Broadcom’s BCM56840 ICs share a common feature set but differ in their switching capacity. The largest, the BCM56845, has a switching capacity of 640Gbps. The device’s 64x10 Gigabit Ethernet (GbE) ports can also be configured as 16x40 GbE ports. 

The BCM56845 supports data center bridging (DCB), the Ethernet protocol enhancement that enables lossless transmission of storage and high-performance computing traffic. It also supports the Fibre Channel over Ethernet (FCoE) protocol that frames Fibre Channel storage traffic over DCB-enhanced Ethernet.

Besides DCB Ethernet, the series switch includes layer 3 packet processing and routeing.  There is also a multi-stage content-aware engine that allows higher layer, more complex packet inspection (layer 4 to 7 of the Open Systems Interconnection model) and policy management.

The content-aware functional block can also be used for packet cut-through; a technique to reduce switch latency by inspecting header information and forwarding all the while the packet’s payload is arriving. Broadcom says the switch’s latency is less than one microsecond.

Most importantly, the BCM56845 addresses the move to a flatter switching architecture in the data centre.

It supports the Transparent Interconnection of Lots of Links (TRILL) standard ratified by the Internet Engineering Task Force (IETF) in July. Ethernet uses a spanning tree technique to avoid the creation of loops within a network. However the spanning tree becomes unwieldy as the Ethernet network size grows and works only at the expense of halving the available networking bandwidth. TRILL is designed to allow much larger Ethernet networks while using all available bandwidth.

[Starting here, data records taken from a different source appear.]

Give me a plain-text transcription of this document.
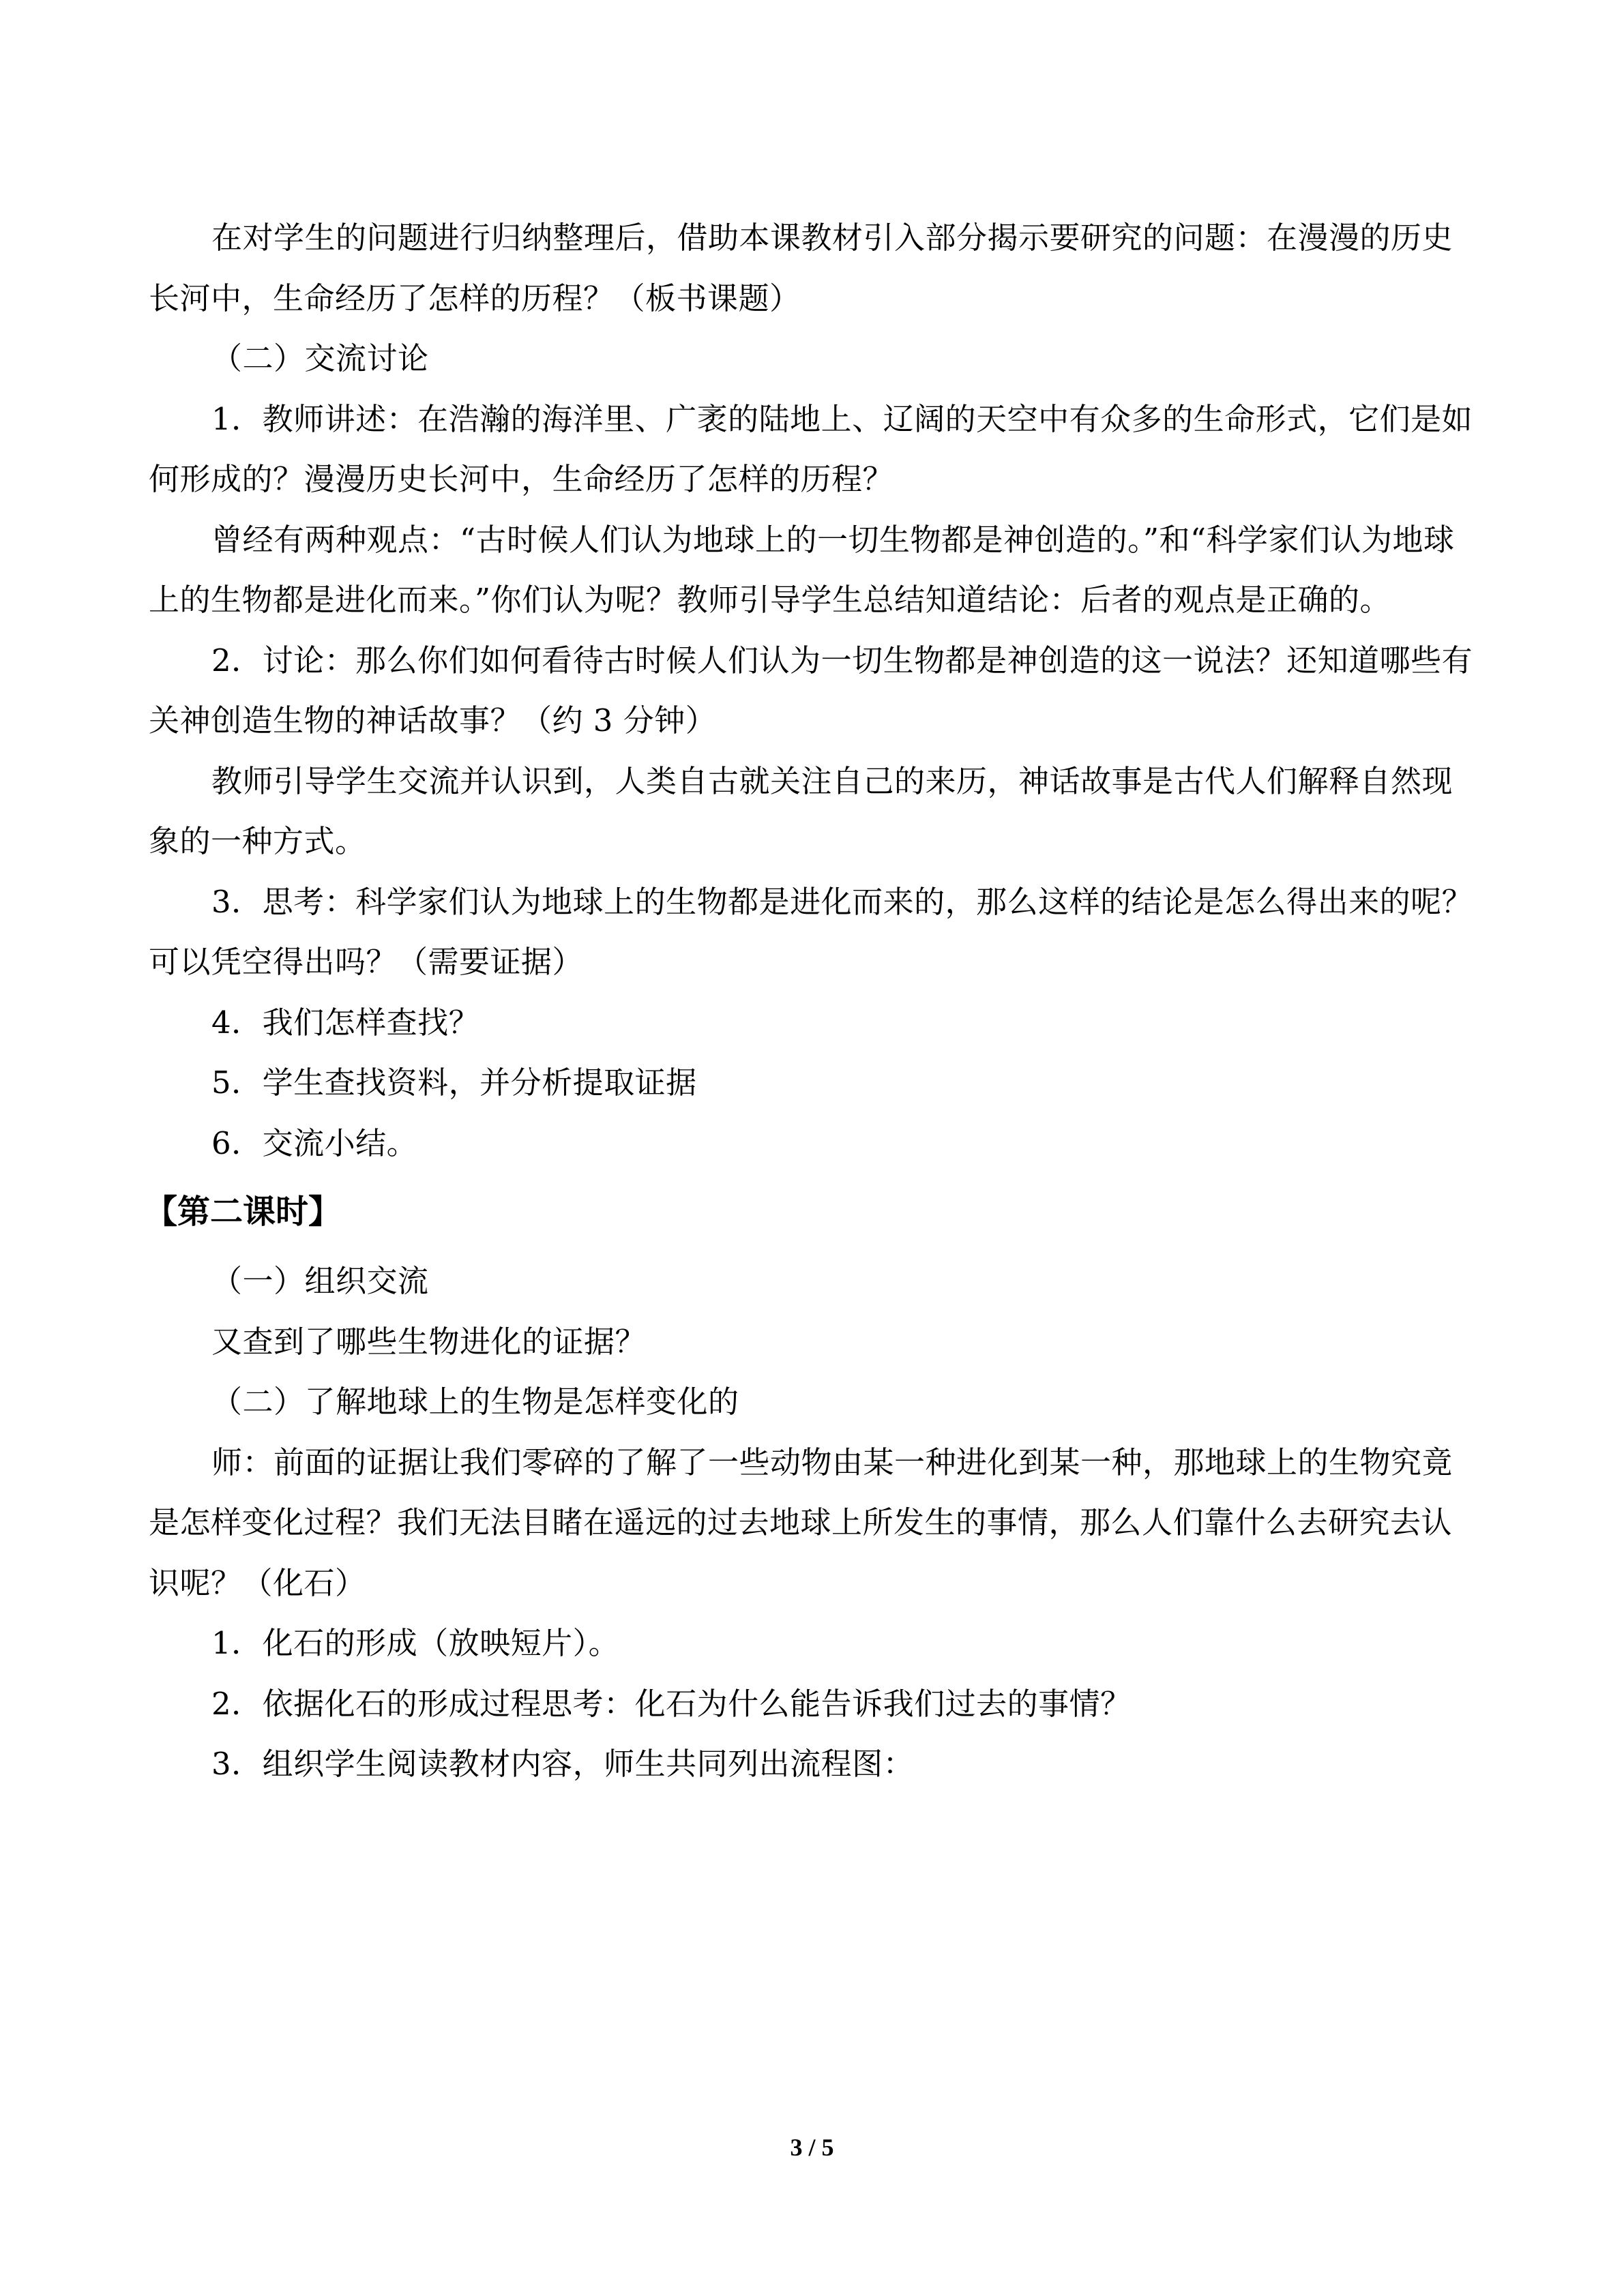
在对学生的问题进行归纳整理后，借助本课教材引入部分揭示要研究的问题：在漫漫的历史长河中，生命经历了怎样的历程？（板书课题）

（二）交流讨论

1．教师讲述：在浩瀚的海洋里、广袤的陆地上、辽阔的天空中有众多的生命形式，它们是如何形成的？漫漫历史长河中，生命经历了怎样的历程？

曾经有两种观点：“古时候人们认为地球上的一切生物都是神创造的。”和“科学家们认为地球上的生物都是进化而来。”你们认为呢？教师引导学生总结知道结论：后者的观点是正确的。

2．讨论：那么你们如何看待古时候人们认为一切生物都是神创造的这一说法？还知道哪些有关神创造生物的神话故事？（约 3 分钟）

教师引导学生交流并认识到，人类自古就关注自己的来历，神话故事是古代人们解释自然现象的一种方式。

3．思考：科学家们认为地球上的生物都是进化而来的，那么这样的结论是怎么得出来的呢？可以凭空得出吗？（需要证据）

4．我们怎样查找？

5．学生查找资料，并分析提取证据

6．交流小结。

【第二课时】

（一）组织交流

又查到了哪些生物进化的证据？

（二）了解地球上的生物是怎样变化的

师：前面的证据让我们零碎的了解了一些动物由某一种进化到某一种，那地球上的生物究竟是怎样变化过程？我们无法目睹在遥远的过去地球上所发生的事情，那么人们靠什么去研究去认识呢？（化石）

1．化石的形成（放映短片）。

2．依据化石的形成过程思考：化石为什么能告诉我们过去的事情？

3．组织学生阅读教材内容，师生共同列出流程图：

3 / 5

Broadcom has its own protocol know as HiGig that adds tags to packets. Using HiGig, a very large logical switch can be created and managed, made up of multiple interconnected switches. Any port of the IC can be configured as a HiGig port.

So has Broadcom’s BCM56845 been chosen by Juniper Networks for Stratus?  “I really can’t comment on which customers are using this,” says Ilyadis.